Your explicit assignment of EXITCODE would terminate Procmail with an error message if it weren't for the fact that it contains a syntax error. In shell script, and thus also in Procmail, you are not allowed whitespace around an equals sign in an assignment. It's unclear what you hope to achieve with the EXITCODE anyway; my suggestion is simply to leave it out.

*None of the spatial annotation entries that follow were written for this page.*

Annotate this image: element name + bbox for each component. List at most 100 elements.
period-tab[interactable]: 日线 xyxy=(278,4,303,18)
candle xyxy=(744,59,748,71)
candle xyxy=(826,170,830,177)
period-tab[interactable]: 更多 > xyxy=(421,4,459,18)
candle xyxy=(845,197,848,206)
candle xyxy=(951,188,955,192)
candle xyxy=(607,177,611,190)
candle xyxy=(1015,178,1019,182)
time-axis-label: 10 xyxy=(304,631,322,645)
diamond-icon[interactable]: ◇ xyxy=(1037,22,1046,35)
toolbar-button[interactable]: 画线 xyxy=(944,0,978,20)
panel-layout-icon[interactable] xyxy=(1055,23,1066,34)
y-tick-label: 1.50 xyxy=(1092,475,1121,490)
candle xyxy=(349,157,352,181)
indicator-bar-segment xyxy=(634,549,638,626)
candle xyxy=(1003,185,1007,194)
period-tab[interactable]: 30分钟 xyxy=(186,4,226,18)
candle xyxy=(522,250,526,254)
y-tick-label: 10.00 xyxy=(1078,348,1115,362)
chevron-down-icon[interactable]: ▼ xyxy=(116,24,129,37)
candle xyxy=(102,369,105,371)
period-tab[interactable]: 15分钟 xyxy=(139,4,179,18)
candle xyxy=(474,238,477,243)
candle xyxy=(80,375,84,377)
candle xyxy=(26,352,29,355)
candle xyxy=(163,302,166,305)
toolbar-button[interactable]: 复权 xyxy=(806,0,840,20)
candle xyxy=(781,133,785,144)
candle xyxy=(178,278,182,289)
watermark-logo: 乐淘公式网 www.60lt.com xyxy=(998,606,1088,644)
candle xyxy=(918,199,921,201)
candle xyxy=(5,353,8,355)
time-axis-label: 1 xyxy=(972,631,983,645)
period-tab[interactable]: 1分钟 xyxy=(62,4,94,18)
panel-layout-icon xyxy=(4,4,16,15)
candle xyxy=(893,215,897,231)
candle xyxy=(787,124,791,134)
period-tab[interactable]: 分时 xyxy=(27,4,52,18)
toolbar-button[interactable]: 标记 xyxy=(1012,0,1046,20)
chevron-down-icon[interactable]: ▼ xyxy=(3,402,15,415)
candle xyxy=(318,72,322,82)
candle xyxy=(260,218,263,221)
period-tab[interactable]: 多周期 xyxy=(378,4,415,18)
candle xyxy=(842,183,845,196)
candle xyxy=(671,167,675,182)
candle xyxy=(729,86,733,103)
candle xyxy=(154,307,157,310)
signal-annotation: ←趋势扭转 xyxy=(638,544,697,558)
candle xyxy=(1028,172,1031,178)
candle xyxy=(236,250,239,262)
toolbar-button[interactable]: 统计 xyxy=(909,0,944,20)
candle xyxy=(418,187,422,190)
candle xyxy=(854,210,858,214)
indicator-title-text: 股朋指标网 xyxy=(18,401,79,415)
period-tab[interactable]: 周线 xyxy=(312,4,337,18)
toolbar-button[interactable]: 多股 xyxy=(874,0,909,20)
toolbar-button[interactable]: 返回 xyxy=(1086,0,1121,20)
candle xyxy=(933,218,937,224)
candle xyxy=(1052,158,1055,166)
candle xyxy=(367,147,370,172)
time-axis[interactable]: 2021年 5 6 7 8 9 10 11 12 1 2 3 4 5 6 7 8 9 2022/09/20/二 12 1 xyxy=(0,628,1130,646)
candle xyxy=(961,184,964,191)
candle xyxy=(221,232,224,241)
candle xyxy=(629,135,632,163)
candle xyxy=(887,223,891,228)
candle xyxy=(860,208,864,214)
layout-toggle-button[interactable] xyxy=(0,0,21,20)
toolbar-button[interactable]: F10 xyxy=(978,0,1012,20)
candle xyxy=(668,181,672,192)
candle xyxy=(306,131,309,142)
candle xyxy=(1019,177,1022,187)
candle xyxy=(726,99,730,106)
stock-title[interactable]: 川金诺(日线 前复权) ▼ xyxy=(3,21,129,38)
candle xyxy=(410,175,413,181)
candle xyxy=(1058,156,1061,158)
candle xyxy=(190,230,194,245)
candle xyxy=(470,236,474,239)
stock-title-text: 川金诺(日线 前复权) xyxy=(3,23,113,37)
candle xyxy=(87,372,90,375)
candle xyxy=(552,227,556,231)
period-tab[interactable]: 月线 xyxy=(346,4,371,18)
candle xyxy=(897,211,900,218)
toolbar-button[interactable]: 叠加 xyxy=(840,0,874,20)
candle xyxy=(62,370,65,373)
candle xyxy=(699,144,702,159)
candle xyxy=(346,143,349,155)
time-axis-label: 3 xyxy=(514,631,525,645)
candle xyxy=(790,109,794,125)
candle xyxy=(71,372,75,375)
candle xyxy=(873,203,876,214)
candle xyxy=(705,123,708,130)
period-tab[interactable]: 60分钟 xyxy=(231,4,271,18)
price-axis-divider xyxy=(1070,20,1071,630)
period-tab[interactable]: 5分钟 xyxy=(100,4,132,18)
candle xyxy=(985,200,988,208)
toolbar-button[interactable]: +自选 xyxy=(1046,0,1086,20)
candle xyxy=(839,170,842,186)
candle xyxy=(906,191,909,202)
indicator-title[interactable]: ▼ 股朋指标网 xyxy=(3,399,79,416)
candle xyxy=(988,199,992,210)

Given that your final goal is to import the message to MySQL, I would propose a simpler test: Open a second file for appending, and write the output there. This should show you whether the PHP code is working as you expect. (Maybe add a time stamp so you see when the results were written, so you don't end up examining old results. Perhaps you'll actually want to overwrite instead of append as long as you're testing; but the date stamp still makes sense.) If PHP is your tool of choice, feel free to stick with that, although I suspect this would be much simpler as a tiny shell script, which you could probably inline to your .procmailrc. Depending on your database schema, something like

:0b
| base64 -d | \
  sed -n '/Description/s/.*/insert into table (field1,field2,field3) values (&);/p' \
  | mysql -uyou -pxyzzy -s db

In the meantime, here's how I would solve your immediate problem.

The entire PHP program can be replaced with a single piece of sed script: sed '1s/^/raw is /' though to avoid a useless use of grep I would also factor in the search for Description.

:0bfw   # Can be simplified if your sed supports a case-insensitive flag
| base64 -d | \
  sed -n '/[Dd][Ee][Ss][Cc][Rr][Ii][Pp][Tt][Ii][Oo][Nn]/s/^/raw is /p'
:0
! [email protected]

The forwarding action will retain the original headers. If that's not what you want, maybe extract the ones you do want to keep, e.g. with formail; or create entirely new headers with printf. You could replace the simple second recipe with the action ! [email protected] with something a bit more complex, like perhaps the following:

:0fhw
| ( formail -XSubject:; \
    printf "From: %s\nTo: %s\n" "[email protected]" "[email protected]" )
:0
! -t

(sendmail -t means take whatever the headers of the message say, and send the message there.)

For debugging, your recipe file should not contain an explicit VERBOSE=off. This is the default, which makes no sense to override; but hard-coding it makes it impossible to debug your recipes with VERBOSE=yes on the Procmail command line.